15/05/2012
Israel accepts to either release or indict people being held in prison without trial · Relatives of strikers will be allowed to visit them · Shin Bet says that prisoners have accepted “to absolutely stop terror activity from inside Israeli jails”
One day before the Nakba is commemorated, some 2,000 Palestinian prisoners agreed yesterday to put an end to an almost one-month long hunger strike. According to Palestine Information Center, the prisoner's representatives have signed a deal with the Israeli Prison Service. The agreement includes ending the solitary confinement of Palestinian prisoners and releasing the administrative detainees (i. e. detention without trial) by the end of the administrative custody or either indicting them. It is also foreseen that relatives of the prisoners be allowed to visit them.
On the other hand, the Israel Security Agency (Shin Bet) said that the prisoners had promised "to absolutely stop terror activity from inside Israeli jails", Israeli newspaper Ynet quoted as saying.
The 2,000 prisoners had started their hunger strike on April 17th. They were following the example of Bilal Thiab and Thaer Halahleh and seven other prisoners, who had started the protest earlier. Thiab and Halahleh had been on hunger strike since February 29th. Palestinian agency Ma'an News said that those prisoners too have accepted to end their hunger strike in exchange for their release after their current administrative detention term expires (depending on each case, between June and August).
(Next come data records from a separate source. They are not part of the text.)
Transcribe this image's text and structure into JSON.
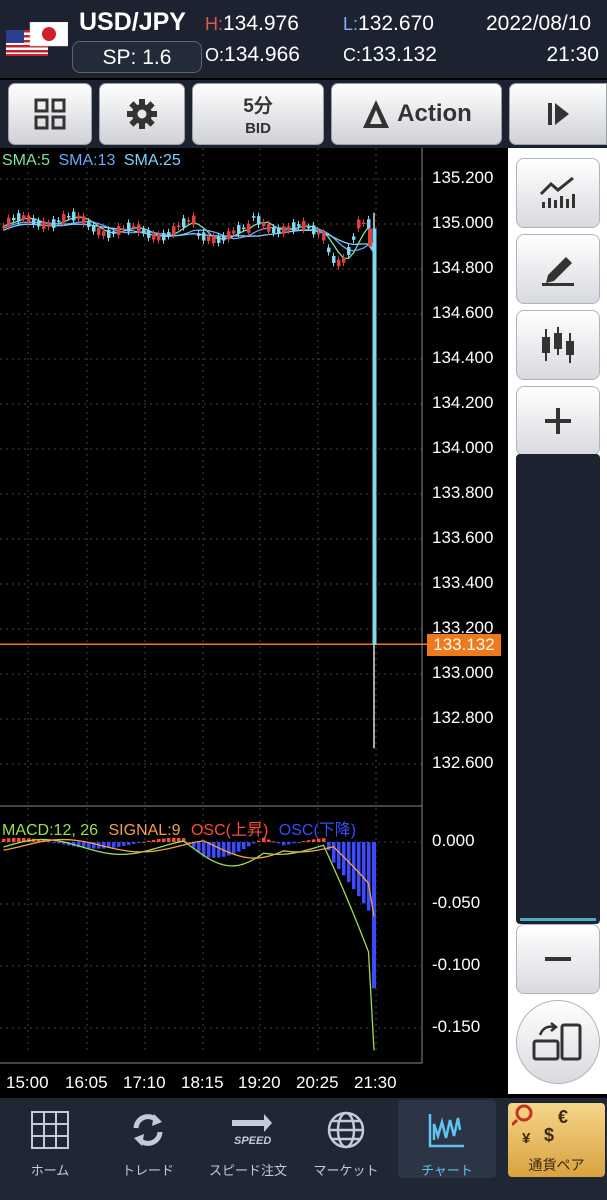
{
  "header": {
    "pair": "USD/JPY",
    "spread": "SP: 1.6",
    "high_key": "H:",
    "high": "134.976",
    "open_key": "O:",
    "open": "134.966",
    "low_key": "L:",
    "low": "132.670",
    "close_key": "C:",
    "close": "133.132",
    "date": "2022/08/10",
    "time": "21:30",
    "high_color": "#e05a4a",
    "low_color": "#7fb2ff"
  },
  "toolbar": {
    "timeframe": "5分",
    "price_type": "BID",
    "action_label": "Action"
  },
  "price_chart": {
    "legend": [
      {
        "label": "SMA:5",
        "color": "#7fe0a0"
      },
      {
        "label": "SMA:13",
        "color": "#6ea6ff"
      },
      {
        "label": "SMA:25",
        "color": "#7fd0ff"
      }
    ],
    "y_ticks": [
      "135.200",
      "135.000",
      "134.800",
      "134.600",
      "134.400",
      "134.200",
      "134.000",
      "133.800",
      "133.600",
      "133.400",
      "133.200",
      "133.000",
      "132.800",
      "132.600"
    ],
    "current_price": "133.132",
    "current_price_color": "#f07a1a"
  },
  "macd_chart": {
    "legend": [
      {
        "label": "MACD:12, 26",
        "color": "#9be04a"
      },
      {
        "label": "SIGNAL:9",
        "color": "#f5a04a"
      },
      {
        "label": "OSC(上昇)",
        "color": "#ff4a3a"
      },
      {
        "label": "OSC(下降)",
        "color": "#3a4aff"
      }
    ],
    "y_ticks": [
      "0.000",
      "-0.050",
      "-0.100",
      "-0.150"
    ]
  },
  "time_axis": [
    "15:00",
    "16:05",
    "17:10",
    "18:15",
    "19:20",
    "20:25",
    "21:30"
  ],
  "chart_data": {
    "type": "candlestick",
    "symbol": "USD/JPY",
    "x": [
      "15:00",
      "16:05",
      "17:10",
      "18:15",
      "19:20",
      "20:25",
      "21:30"
    ],
    "ylim": [
      132.6,
      135.25
    ],
    "last": 133.132,
    "macd_ylim": [
      -0.17,
      0.02
    ]
  },
  "bottom_nav": [
    {
      "label": "ホーム",
      "icon": "grid-icon"
    },
    {
      "label": "トレード",
      "icon": "refresh-arrows-icon"
    },
    {
      "label": "スピード注文",
      "icon": "speed-icon"
    },
    {
      "label": "マーケット",
      "icon": "globe-icon"
    },
    {
      "label": "チャート",
      "icon": "chart-icon"
    },
    {
      "label": "通貨ペア",
      "icon": "currency-pair-icon"
    }
  ]
}
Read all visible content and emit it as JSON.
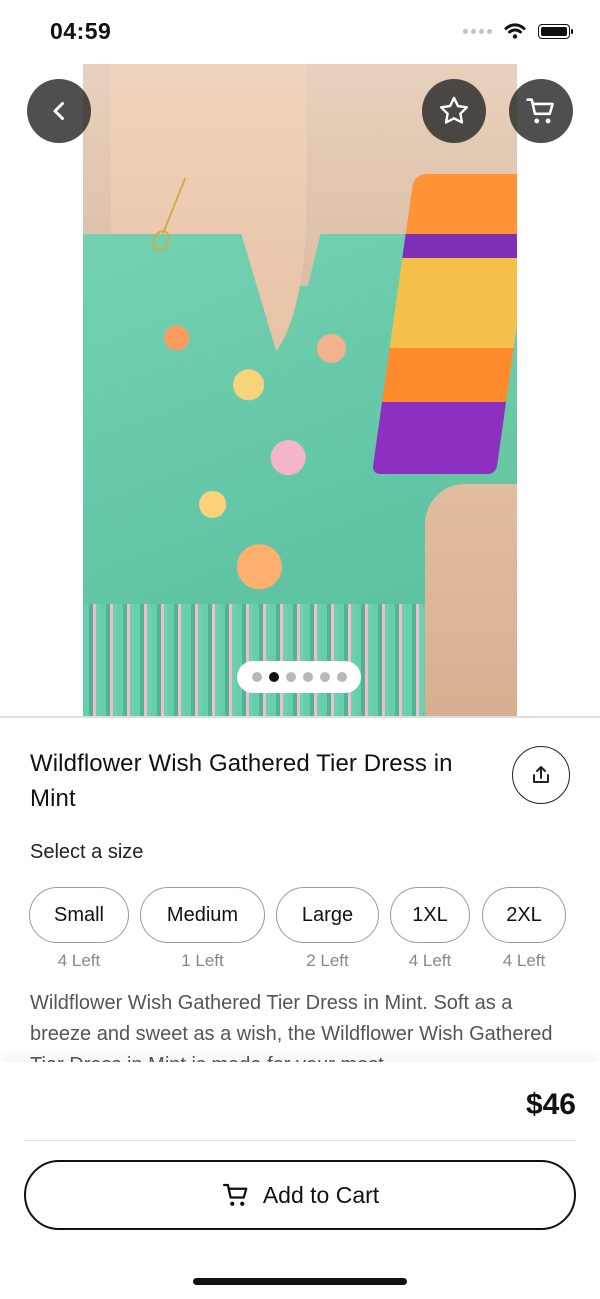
{
  "status": {
    "time": "04:59"
  },
  "product": {
    "title": "Wildflower Wish Gathered Tier Dress in Mint",
    "size_prompt": "Select a size",
    "sizes": [
      {
        "label": "Small",
        "stock": "4 Left"
      },
      {
        "label": "Medium",
        "stock": "1 Left"
      },
      {
        "label": "Large",
        "stock": "2 Left"
      },
      {
        "label": "1XL",
        "stock": "4 Left"
      },
      {
        "label": "2XL",
        "stock": "4 Left"
      }
    ],
    "description": "Wildflower Wish Gathered Tier Dress in Mint. Soft as a breeze and sweet as a wish, the Wildflower Wish Gathered Tier Dress in Mint is made for your most",
    "price": "$46"
  },
  "gallery": {
    "active_index": 1,
    "count": 6
  },
  "actions": {
    "add_to_cart": "Add to Cart"
  },
  "icons": {
    "back": "back-icon",
    "favorite": "star-icon",
    "cart": "cart-icon",
    "share": "share-icon"
  }
}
Halahleh and Thiab had been detained by the Israeli forces on charges of being active members of Palestinian armed group Islamic Jihad. According to Israeli rights group B'Tselem, these are two examples of administrative detention, "intended to prevent a person from committing an act that could endanger public safety". The group considers the procedure as "patently illegal" since detainees "are not told the reason for their detention or the specific allegations against them". "Most of the material submitted by the prosecution", B'Tselem says, "is classified and not shown to the detainee or his attorney. Since the detainees do not know the evidence against them, they are unable to refute it." In principle, administrative detainees can be held no longer than six months, but in practice the term can be renewed indefinitely. Halahleh has been held for 22 months this way, and Thiab for 9 months.